Depending on the level you wish to study, the furniture courses give students well-rounded woodworking theory and skills that enhance your employment prospects and work towards becoming a professional furniture maker or conservator. You will benefit from close connections with the heritage sector, study trips, placement opportunities and visits from industry experts.
If you would like to see the studio in action and find out more, register for our next Open Day on Saturday 8 February 2020. If you cannot visit the College, take a Virtual Tour.
Levels 4 & 5: Foundation Degree in Furniture
The Foundation Degree in Historic Craft Practices specialising in furniture allows our students to embark on more and more challenging projects which may incorporate your own designs. In the second year you can choose to develop your furniture making and finishing proficiency or begin to develop basic skills in furniture restoration. Ideal for those wanting a hands-on career, away from an office desk.
Level 6: Graduate Diploma in Conservation Studies
Allows you to further your interest in conservation and progress to the MA Conservation Studies.
Level 7: MA Conservation Studies
The global industry standard for conservation.
Students are provided with objects from historical and private collections to work on (from archaeological finds to decorative arts objects), to acquire and practise both established and developing techniques. Recent examples include a c.1786 ceremonial Verge from The Admiralty, oriental lacquer boxes and an 18th century chair owned by Horace Walpole from Strawberry Hill Trust. You will have the unique opportunity to undertake interdisciplinary work with students from other specialisms, for example where an object is mixed materials, to broaden your understanding of a variety of materials.

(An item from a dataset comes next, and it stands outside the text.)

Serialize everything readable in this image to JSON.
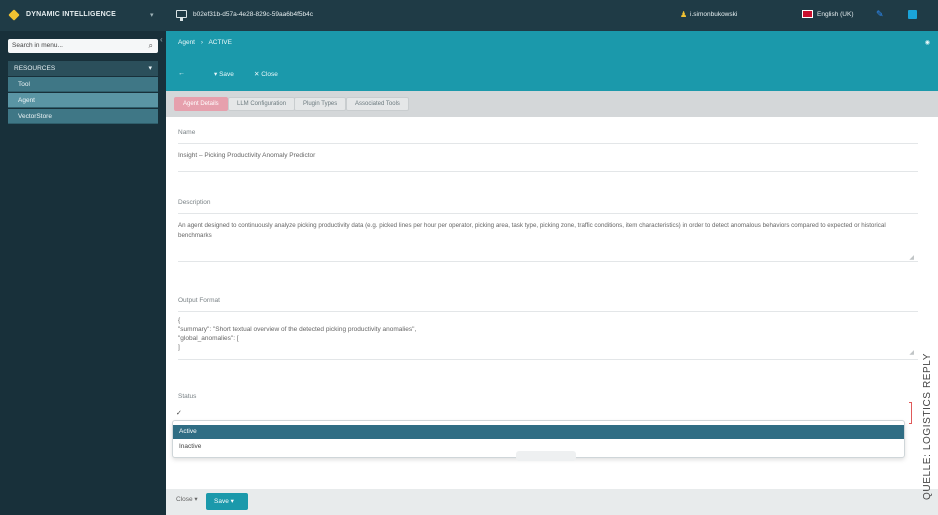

Significant emphasis is placed on developing hand skills through practical work. In conservation, your application of treatments to historic objects will be underpinned through understanding both structural and decorative materials, their properties, identification, degradation and stabilisation.
Your projects will use appropriate methods to document objects and assess their condition, discuss treatment strategies, and take part in decision-making. Outcomes are recorded, discussed and communicated as part of learning through practice. The work will increase in complexity and throughout your time you will work with increasing autonomy.